With the death of Justice Ginsburg, a seat on the United States Supreme Court is now open for appointment. DHS junior Elise Wyman sees President Donald Trump’s nominee for the position as an unwelcome change. “Feminism is the general movement of equality for all genders”, Wyman said, adding that she believes Barret has anti-feminism values and beliefs.

Lisa Pruitt, a professor of Feminist Jurisprudence at UC Davis, expresses her worry that doors that Ginsburg opened for women will get shut not only by Trump’s appointee, but by the other justices. “There won’t be enough of a voice of feminism on the Supreme Court without RBG,” Pruitt said.

Gandra concurred, believing that even Barret herself won’t be a good representative of women’s struggles.

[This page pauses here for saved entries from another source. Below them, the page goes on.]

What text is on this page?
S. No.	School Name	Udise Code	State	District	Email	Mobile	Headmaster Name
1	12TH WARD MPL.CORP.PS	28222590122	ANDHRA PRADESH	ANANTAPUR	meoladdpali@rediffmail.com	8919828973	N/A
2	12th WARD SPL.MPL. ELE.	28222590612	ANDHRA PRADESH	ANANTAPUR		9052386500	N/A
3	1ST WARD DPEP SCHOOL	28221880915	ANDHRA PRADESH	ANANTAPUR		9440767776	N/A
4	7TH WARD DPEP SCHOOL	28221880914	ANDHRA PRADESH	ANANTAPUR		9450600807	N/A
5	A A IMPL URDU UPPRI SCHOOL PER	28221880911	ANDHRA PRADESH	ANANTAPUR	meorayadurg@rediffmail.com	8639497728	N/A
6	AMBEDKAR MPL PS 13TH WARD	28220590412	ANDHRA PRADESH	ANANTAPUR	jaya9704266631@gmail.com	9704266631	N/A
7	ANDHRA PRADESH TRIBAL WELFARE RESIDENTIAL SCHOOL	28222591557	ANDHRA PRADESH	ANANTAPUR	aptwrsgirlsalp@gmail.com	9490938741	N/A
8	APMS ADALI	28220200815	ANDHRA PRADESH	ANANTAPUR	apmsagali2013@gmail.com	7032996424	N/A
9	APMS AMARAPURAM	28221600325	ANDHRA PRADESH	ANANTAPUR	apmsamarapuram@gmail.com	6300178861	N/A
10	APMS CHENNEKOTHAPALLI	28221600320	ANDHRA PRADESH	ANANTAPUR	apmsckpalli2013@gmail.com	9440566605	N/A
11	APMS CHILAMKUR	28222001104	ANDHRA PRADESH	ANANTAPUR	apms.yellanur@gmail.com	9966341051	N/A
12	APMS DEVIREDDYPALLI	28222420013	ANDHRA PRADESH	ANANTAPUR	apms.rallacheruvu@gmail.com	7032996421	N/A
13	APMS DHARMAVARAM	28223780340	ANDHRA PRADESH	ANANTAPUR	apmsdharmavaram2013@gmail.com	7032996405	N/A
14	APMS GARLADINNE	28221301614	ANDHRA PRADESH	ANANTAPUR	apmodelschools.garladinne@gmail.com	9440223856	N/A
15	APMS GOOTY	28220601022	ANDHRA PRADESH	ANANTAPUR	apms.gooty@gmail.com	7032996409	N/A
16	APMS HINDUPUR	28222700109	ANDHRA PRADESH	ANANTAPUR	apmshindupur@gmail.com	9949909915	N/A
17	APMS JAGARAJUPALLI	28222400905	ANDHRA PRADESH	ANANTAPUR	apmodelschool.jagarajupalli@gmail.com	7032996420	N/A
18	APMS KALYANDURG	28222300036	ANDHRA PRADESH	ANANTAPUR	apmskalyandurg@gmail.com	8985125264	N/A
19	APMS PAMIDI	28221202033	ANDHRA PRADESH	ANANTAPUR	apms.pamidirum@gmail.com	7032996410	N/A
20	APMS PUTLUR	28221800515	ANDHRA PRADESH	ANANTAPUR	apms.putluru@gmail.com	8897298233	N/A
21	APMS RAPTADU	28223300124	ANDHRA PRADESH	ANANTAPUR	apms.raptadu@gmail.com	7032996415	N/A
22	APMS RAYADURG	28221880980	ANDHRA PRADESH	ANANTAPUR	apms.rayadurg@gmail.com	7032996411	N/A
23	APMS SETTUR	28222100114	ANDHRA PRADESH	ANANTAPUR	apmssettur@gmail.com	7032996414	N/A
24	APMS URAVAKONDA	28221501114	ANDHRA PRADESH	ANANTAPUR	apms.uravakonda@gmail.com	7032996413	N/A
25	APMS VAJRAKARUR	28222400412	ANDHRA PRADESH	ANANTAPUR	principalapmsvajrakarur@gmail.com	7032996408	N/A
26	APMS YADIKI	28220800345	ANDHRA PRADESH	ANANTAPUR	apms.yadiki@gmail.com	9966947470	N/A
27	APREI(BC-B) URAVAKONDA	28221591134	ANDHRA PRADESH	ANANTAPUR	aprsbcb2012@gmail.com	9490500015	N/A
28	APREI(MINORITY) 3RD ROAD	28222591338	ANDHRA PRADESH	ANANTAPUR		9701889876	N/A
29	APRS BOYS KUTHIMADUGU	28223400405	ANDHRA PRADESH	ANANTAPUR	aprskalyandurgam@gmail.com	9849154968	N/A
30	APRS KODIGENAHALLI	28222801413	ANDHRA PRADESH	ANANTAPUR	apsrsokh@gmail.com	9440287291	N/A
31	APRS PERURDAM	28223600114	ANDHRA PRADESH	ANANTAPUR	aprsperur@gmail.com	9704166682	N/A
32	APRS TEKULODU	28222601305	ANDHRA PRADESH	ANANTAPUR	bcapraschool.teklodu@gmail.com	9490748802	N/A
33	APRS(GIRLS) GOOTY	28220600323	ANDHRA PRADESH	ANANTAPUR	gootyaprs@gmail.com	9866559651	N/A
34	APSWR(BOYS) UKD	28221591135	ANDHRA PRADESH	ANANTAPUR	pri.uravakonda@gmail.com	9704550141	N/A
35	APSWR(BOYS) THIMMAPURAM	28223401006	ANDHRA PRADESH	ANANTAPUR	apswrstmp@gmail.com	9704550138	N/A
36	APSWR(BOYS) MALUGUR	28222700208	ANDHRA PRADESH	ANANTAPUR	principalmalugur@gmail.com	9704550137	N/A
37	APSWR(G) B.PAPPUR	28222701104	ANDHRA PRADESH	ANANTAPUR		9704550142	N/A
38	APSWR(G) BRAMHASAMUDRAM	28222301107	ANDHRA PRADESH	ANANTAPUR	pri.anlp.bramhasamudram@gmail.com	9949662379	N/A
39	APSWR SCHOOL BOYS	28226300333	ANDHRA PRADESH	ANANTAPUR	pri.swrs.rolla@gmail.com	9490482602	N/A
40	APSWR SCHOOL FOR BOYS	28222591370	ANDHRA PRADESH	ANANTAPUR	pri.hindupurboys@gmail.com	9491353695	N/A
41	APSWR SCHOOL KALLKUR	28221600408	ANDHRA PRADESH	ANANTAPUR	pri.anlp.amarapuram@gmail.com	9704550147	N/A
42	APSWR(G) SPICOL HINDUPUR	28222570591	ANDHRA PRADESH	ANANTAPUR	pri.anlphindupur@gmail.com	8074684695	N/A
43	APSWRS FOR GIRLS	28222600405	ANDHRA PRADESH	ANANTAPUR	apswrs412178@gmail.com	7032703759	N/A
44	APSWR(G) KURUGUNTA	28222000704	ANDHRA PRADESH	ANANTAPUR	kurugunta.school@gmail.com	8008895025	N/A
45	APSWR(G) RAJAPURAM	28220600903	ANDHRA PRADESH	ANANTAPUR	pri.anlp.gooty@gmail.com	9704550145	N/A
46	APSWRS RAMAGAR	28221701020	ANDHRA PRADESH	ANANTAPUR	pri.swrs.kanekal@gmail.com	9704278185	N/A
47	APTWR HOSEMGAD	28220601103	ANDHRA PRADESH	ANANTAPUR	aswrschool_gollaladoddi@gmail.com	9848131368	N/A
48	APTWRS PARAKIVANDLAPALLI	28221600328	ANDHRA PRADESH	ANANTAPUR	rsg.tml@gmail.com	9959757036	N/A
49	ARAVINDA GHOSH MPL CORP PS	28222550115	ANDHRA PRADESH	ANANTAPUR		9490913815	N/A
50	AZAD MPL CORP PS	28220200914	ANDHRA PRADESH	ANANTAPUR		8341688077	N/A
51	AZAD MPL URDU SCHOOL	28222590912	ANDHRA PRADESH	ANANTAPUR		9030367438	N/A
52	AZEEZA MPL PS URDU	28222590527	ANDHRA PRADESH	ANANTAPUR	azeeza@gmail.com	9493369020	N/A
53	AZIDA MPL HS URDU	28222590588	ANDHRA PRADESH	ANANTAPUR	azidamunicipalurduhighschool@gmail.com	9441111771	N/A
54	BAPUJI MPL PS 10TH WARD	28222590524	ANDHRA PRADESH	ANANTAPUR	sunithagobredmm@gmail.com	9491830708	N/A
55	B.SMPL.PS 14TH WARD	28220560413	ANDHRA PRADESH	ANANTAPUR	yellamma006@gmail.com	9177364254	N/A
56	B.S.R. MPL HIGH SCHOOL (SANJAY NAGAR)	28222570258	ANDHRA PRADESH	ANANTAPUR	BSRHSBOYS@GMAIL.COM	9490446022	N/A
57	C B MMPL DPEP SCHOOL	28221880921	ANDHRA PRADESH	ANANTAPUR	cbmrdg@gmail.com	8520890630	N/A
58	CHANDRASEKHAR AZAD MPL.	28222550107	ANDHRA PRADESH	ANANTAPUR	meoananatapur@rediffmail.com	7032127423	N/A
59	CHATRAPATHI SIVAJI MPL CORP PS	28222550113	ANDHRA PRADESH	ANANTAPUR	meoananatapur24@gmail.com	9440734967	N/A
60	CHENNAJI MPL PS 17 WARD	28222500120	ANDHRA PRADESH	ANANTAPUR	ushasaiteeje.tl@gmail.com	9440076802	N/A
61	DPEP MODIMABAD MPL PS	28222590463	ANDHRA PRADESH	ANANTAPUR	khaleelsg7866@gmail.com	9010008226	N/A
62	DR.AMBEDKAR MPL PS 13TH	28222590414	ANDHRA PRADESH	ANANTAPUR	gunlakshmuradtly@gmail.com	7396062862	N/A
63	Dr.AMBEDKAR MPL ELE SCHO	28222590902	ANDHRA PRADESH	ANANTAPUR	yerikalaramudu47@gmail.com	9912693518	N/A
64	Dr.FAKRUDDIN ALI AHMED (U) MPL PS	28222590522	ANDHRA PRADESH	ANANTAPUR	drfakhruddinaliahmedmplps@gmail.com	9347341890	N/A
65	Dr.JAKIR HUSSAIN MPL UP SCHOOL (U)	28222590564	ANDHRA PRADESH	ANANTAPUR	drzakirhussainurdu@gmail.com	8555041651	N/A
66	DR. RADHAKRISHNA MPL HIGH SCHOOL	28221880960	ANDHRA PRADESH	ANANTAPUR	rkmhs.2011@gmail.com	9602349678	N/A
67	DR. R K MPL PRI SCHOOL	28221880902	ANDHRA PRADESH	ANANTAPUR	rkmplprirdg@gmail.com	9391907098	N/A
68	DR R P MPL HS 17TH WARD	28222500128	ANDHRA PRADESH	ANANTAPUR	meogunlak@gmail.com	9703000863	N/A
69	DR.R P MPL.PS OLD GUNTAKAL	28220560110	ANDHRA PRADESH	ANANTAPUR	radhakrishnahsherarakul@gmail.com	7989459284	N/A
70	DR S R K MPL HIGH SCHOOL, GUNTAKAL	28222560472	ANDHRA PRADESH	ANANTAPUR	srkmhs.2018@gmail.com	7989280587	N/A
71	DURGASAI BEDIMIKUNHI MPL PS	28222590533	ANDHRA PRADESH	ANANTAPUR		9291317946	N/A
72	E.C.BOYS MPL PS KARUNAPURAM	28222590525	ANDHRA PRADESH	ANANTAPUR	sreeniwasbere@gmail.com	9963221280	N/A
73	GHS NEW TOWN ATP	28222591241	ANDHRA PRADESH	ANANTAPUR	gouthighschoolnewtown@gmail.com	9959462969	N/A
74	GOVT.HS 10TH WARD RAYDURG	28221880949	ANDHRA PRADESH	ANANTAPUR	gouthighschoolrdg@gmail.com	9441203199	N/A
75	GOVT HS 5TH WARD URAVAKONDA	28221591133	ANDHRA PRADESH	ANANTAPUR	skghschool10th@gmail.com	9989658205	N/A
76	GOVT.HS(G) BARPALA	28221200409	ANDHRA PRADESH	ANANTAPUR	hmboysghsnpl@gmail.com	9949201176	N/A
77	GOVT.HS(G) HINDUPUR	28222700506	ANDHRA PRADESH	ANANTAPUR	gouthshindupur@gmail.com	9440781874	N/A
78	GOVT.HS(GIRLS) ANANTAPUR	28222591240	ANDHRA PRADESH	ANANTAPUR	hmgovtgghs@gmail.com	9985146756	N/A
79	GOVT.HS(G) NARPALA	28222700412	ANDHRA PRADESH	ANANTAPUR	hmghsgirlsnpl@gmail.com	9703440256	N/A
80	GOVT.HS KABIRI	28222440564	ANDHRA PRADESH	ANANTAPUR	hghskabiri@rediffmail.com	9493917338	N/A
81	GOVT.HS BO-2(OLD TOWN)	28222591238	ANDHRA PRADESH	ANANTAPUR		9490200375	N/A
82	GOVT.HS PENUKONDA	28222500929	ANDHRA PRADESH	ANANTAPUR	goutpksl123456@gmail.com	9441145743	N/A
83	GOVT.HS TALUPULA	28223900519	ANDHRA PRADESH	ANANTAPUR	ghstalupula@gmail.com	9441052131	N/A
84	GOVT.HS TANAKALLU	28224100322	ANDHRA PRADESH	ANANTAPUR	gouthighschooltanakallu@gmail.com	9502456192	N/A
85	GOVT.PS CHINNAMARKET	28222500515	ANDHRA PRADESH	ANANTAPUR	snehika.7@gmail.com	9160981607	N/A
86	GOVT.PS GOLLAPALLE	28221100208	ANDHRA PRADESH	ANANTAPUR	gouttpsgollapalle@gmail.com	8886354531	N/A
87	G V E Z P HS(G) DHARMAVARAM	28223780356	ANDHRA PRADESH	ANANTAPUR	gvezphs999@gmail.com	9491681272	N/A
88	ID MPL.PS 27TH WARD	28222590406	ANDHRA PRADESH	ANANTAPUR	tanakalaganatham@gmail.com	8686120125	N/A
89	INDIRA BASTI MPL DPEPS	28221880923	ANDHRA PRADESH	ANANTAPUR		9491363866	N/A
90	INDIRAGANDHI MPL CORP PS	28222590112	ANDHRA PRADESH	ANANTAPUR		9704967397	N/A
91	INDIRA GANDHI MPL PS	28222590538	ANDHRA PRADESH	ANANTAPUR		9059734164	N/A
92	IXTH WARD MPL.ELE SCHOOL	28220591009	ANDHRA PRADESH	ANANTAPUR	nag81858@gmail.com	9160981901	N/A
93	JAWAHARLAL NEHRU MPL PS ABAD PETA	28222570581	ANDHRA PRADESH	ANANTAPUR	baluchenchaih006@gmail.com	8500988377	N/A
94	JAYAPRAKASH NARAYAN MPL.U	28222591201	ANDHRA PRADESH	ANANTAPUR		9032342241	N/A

She believes that the current nominee would only represent Christian conservative women, despite the country being composed of many other views and beliefs.

Feminists are also concerned that court rulings giving women equal rights would get reversed. Pruitt cited the 1996 case of United States v. Virginia, where the Supreme Court held that women could be admitted to the Virginia Military School, a historically all male school, as the kind of case at risk of being overturned.

Gandra went on to say that a lot is at stake without Ginsburg, and that although some people think cases like Roe v Wade (a landmark case that held that women have the constitutional right to have an abortion) are set in stone, “unfortunately we are at a place where nothing is set in stone,” Gandra said

Gandra voiced distress over the current political climate surrounding the Supreme Court. “Feminism is just the equality between literally everyone, all marginalized groups […] It’s not a Republican-Democratic thing anymore,” Gandra said. 

Constitutional Law Professor Brian Landsberg, while likewise seeing that feminism “is the equal treatment of men and women,” sees the Supreme Court changing in the way that what is seen as discrimination now, may not be viewed as such by a future court.

Kathryn Olmsted, the Interim Chair of Gender, Sexuality and Women’s Studies at UC Davis is sad to see Ginsberg go. “She was a strong voice, the court will be different without her there.” 

Pruitt says Ginsburg is “arguably irreplaceable,” and she challenged “why one gender [would be preferred] over the other to take on a task that appears to not be gendered in any way.” 

Both Pruitt and Lisa Ikemoto, professor of a reproductive rights class at UC Davis, thinks that the new shift in the Supreme Court will encourage feminists to fight back as they did at the women’s marches when Trump was elected. 

“Progressives will rise up and resist this conservative backlash,” Pruitt said. 

Ikemoto likewise sees a silver lining, saying that the shift will “galvanize feminists.” 

Gandra thinks that at this time it’s important to educate others, to help them “see through the feminist lens” and to find “strength in numbers” by uniting with other feminists.